崔昭正不是被念師控製,況且崔昭正本身就是念師,輪獄司的牢間堅固到完全可以屏蔽念力。
三位金巡在場,可以確定崔昭正沒有內應。
外圍戒備森嚴,也不可能有人靠近。
葉明眸就在桃台高處守著,輪獄司外邊有什麽波動她都能感知。
如果說方許是輪獄司最近得到的至寶,他的瞳力可以發現念師。
那葉明眸的能力就剛好與葉無坷匹配,她能以極特殊的方式控製念師。
輪獄司才建立半年多些,但也算得上戰果累累。
這是第一次被人攻入內部,卻連敵人用的什麽手段都查不出。
方許在牢間裏待了一夜,不確定足夠安全,別說他自己,方許也不讓巨少商他們出門。
方許的念頭極其樸素,若阻止不了出事,那就阻止自己人出事。
崔昭正的屍體和戰死獄衛的屍體都被轉移到了解剖室,輪獄司的醫官要進行屍檢。
司座親至,他也想看看崔昭正身上到底發生了什麽。
別人不清楚,司座最清楚。
輪獄司晴樓本身就是一座巨大的防禦塔,如果有入侵晴樓自身就會反擊。
但,連晴樓都沒有預警。
也就是說,在崔昭正出現變故的時候,非但沒有念力波動,也沒有修為波動。
戰死獄衛的屍體解剖之後發現,他們的死因極為蹊蹺。
外邊沒有傷痕,可脖子裏邊卻斷了。
崔昭正的致命傷就是那些箭傷,除此之外便是這些天被審訊時候留下的痕跡。
醫官也無法解釋,獄衛的致命傷是怎麽造成的。
“方許,你隨我來。
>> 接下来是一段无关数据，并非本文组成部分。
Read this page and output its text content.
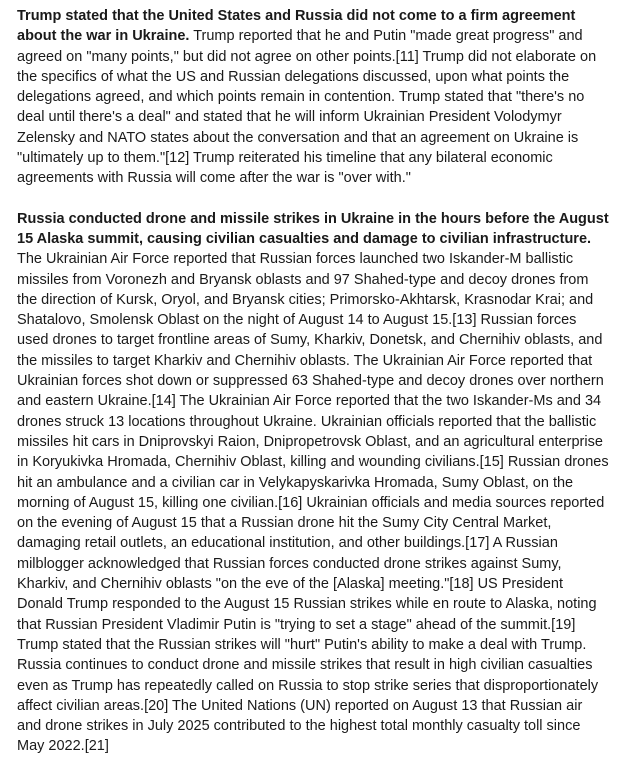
Trump stated that the United States and Russia did not come to a firm agreement about the war in Ukraine. Trump reported that he and Putin "made great progress" and agreed on "many points," but did not agree on other points.[11] Trump did not elaborate on the specifics of what the US and Russian delegations discussed, upon what points the delegations agreed, and which points remain in contention. Trump stated that "there's no deal until there's a deal" and stated that he will inform Ukrainian President Volodymyr Zelensky and NATO states about the conversation and that an agreement on Ukraine is "ultimately up to them."[12] Trump reiterated his timeline that any bilateral economic agreements with Russia will come after the war is "over with."

Russia conducted drone and missile strikes in Ukraine in the hours before the August 15 Alaska summit, causing civilian casualties and damage to civilian infrastructure. The Ukrainian Air Force reported that Russian forces launched two Iskander-M ballistic missiles from Voronezh and Bryansk oblasts and 97 Shahed-type and decoy drones from the direction of Kursk, Oryol, and Bryansk cities; Primorsko-Akhtarsk, Krasnodar Krai; and Shatalovo, Smolensk Oblast on the night of August 14 to August 15.[13] Russian forces used drones to target frontline areas of Sumy, Kharkiv, Donetsk, and Chernihiv oblasts, and the missiles to target Kharkiv and Chernihiv oblasts. The Ukrainian Air Force reported that Ukrainian forces shot down or suppressed 63 Shahed-type and decoy drones over northern and eastern Ukraine.[14] The Ukrainian Air Force reported that the two Iskander-Ms and 34 drones struck 13 locations throughout Ukraine. Ukrainian officials reported that the ballistic missiles hit cars in Dniprovskyi Raion, Dnipropetrovsk Oblast, and an agricultural enterprise in Koryukivka Hromada, Chernihiv Oblast, killing and wounding civilians.[15] Russian drones hit an ambulance and a civilian car in Velykapyskarivka Hromada, Sumy Oblast, on the morning of August 15, killing one civilian.[16] Ukrainian officials and media sources reported on the evening of August 15 that a Russian drone hit the Sumy City Central Market, damaging retail outlets, an educational institution, and other buildings.[17] A Russian milblogger acknowledged that Russian forces conducted drone strikes against Sumy, Kharkiv, and Chernihiv oblasts "on the eve of the [Alaska] meeting."[18] US President Donald Trump responded to the August 15 Russian strikes while en route to Alaska, noting that Russian President Vladimir Putin is "trying to set a stage" ahead of the summit.[19] Trump stated that the Russian strikes will "hurt" Putin's ability to make a deal with Trump. Russia continues to conduct drone and missile strikes that result in high civilian casualties even as Trump has repeatedly called on Russia to stop strike series that disproportionately affect civilian areas.[20] The United Nations (UN) reported on August 13 that Russian air and drone strikes in July 2025 contributed to the highest total monthly casualty toll since May 2022.[21]
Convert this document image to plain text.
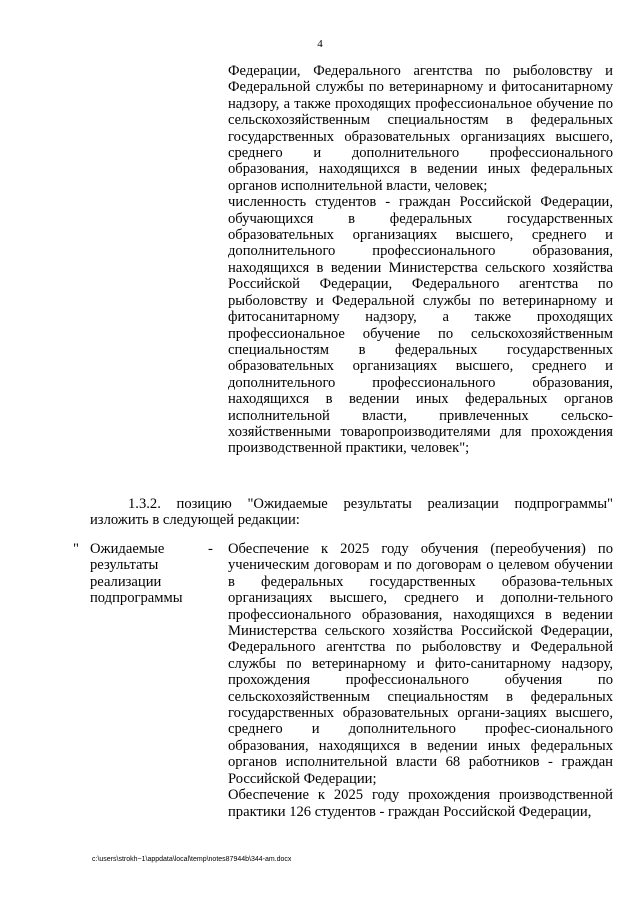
4

Федерации, Федерального агентства по рыболовству и Федеральной службы по ветеринарному и фитосанитарному надзору, а также проходящих профессиональное обучение по сельскохозяйственным специальностям в федеральных государственных образовательных организациях высшего, среднего и дополнительного профессионального образования, находящихся в ведении иных федеральных органов исполнительной власти, человек;

численность студентов - граждан Российской Федерации, обучающихся в федеральных государственных образовательных организациях высшего, среднего и дополнительного профессионального образования, находящихся в ведении Министерства сельского хозяйства Российской Федерации, Федерального агентства по рыболовству и Федеральной службы по ветеринарному и фитосанитарному надзору, а также проходящих профессиональное обучение по сельскохозяйственным специальностям в федеральных государственных образовательных организациях высшего, среднего и дополнительного профессионального образования, находящихся в ведении иных федеральных органов исполнительной власти, привлеченных сельско-хозяйственными товаропроизводителями для прохождения производственной практики, человек";

1.3.2. позицию "Ожидаемые результаты реализации подпрограммы" изложить в следующей редакции:
" Ожидаемые результаты реализации подпрограммы
- Обеспечение к 2025 году обучения (переобучения) по ученическим договорам и по договорам о целевом обучении в федеральных государственных образова-тельных организациях высшего, среднего и дополни-тельного профессионального образования, находящихся в ведении Министерства сельского хозяйства Российской Федерации, Федерального агентства по рыболовству и Федеральной службы по ветеринарному и фито-санитарному надзору, прохождения профессионального обучения по сельскохозяйственным специальностям в федеральных государственных образовательных органи-зациях высшего, среднего и дополнительного профес-сионального образования, находящихся в ведении иных федеральных органов исполнительной власти 68 работников - граждан Российской Федерации;

Обеспечение к 2025 году прохождения производственной практики 126 студентов - граждан Российской Федерации,

c:\users\strokh~1\appdata\local\temp\notes87944b\344-am.docx
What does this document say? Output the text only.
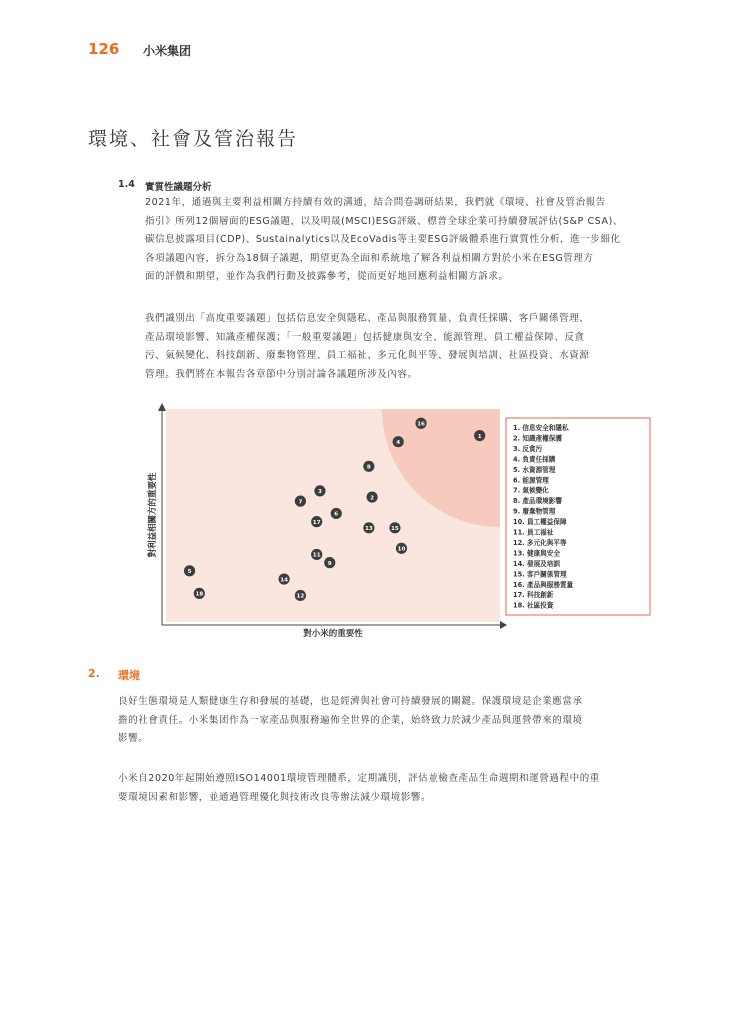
126 小米集团
環境、社會及管治報告
1.4 實質性議題分析

2021年，通過與主要利益相關方持續有效的溝通，結合問卷調研結果，我們就《環境、社會及管治報告

指引》所列12個層面的ESG議題，以及明晟(MSCI)ESG評級、標普全球企業可持續發展評估(S&P CSA)、

碳信息披露項目(CDP)、Sustainalytics以及EcoVadis等主要ESG評級體系進行實質性分析，進一步細化

各項議題內容，拆分為18個子議題，期望更為全面和系統地了解各利益相關方對於小米在ESG管理方

面的評價和期望，並作為我們行動及披露參考，從而更好地回應利益相關方訴求。

我們識別出「高度重要議題」包括信息安全與隱私、產品與服務質量、負責任採購、客戶關係管理、

產品環境影響、知識產權保護；「一般重要議題」包括健康與安全、能源管理、員工權益保障、反貪

污、氣候變化、科技創新、廢棄物管理、員工福祉、多元化與平等、發展與培訓、社區投資、水資源

管理。我們將在本報告各章節中分別討論各議題所涉及內容。

1
2
3
4
5
6
7
8
9
10
11
12
13
14
15
16
17
18
1. 信息安全和隱私
2. 知識產權保護
3. 反貪污
4. 負責任採購
5. 水資源管理
6. 能源管理
7. 氣候變化
8. 產品環境影響
9. 廢棄物管理
10. 員工權益保障
11. 員工福祉
12. 多元化與平等
13. 健康與安全
14. 發展及培訓
15. 客戶關係管理
16. 產品與服務質量
17. 科技創新
18. 社區投資
對小米的重要性
對利益相關方的重要性
2. 環境

良好生態環境是人類健康生存和發展的基礎，也是經濟與社會可持續發展的關鍵。保護環境是企業應當承

擔的社會責任。小米集团作為一家產品與服務遍佈全世界的企業，始終致力於減少產品與運營帶來的環境

影響。

小米自2020年起開始遵照ISO14001環境管理體系，定期識別，評估並檢查產品生命週期和運營過程中的重

要環境因素和影響，並通過管理優化與技術改良等辦法減少環境影響。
”
司座轉身離開,方許馬上跟了上去。
“怎麽判斷?”
司座問他。
方許一邊走一邊問:“有沒有可能是上品念師在很遠的距離外出手?”
司座回答:“不可能。”
方許沒問為什麽,司座既然堅定那就肯定有緣故。
他又問:“有沒有可能是六品以上的武夫,在很遠的距離內用極小的兵器出手?”
司座還是回答:“不可能。”
方許道:“那就隻有一個可能了。”
司座駐足:“什麽?”
方許:“這個世上有鬼嗎?”
司座點頭:“有。”
方許嚇了一跳:“真有?”
司座:“真有,但在這不可能。”
方許心中有些震撼,也更為不解。
司座話裏的意思是,晴樓不但可以防念師,防武夫,還可以防鬼?
如果真是這樣,那就更奇怪了。
少年聰明靈動,忽然醒悟到了司座跟他說這些的另一層含義。
他馬上問了一句:“所有非自然的東西,晴樓都能預警?”
他能說出非自然三個字,司座鬱壘格外滿意。
方許的聰明才智很少見,欠缺的就是對這個世界的了解。
村裏生活了十七年的方許,如果不走出村子,有些事一輩子可能都接觸不到。
鬱壘問:“在你認為,什麽是非自然。”
問這話的時候,他眼裏已經滿是對方許的欣賞。
方許道:“剛才提到的都是,念師,武夫,鬼怪,都非自然所生。”
他說到這又想到一個可能:“尋常人,也是自然範疇之內,那會不會是不懂修行的人進來了?”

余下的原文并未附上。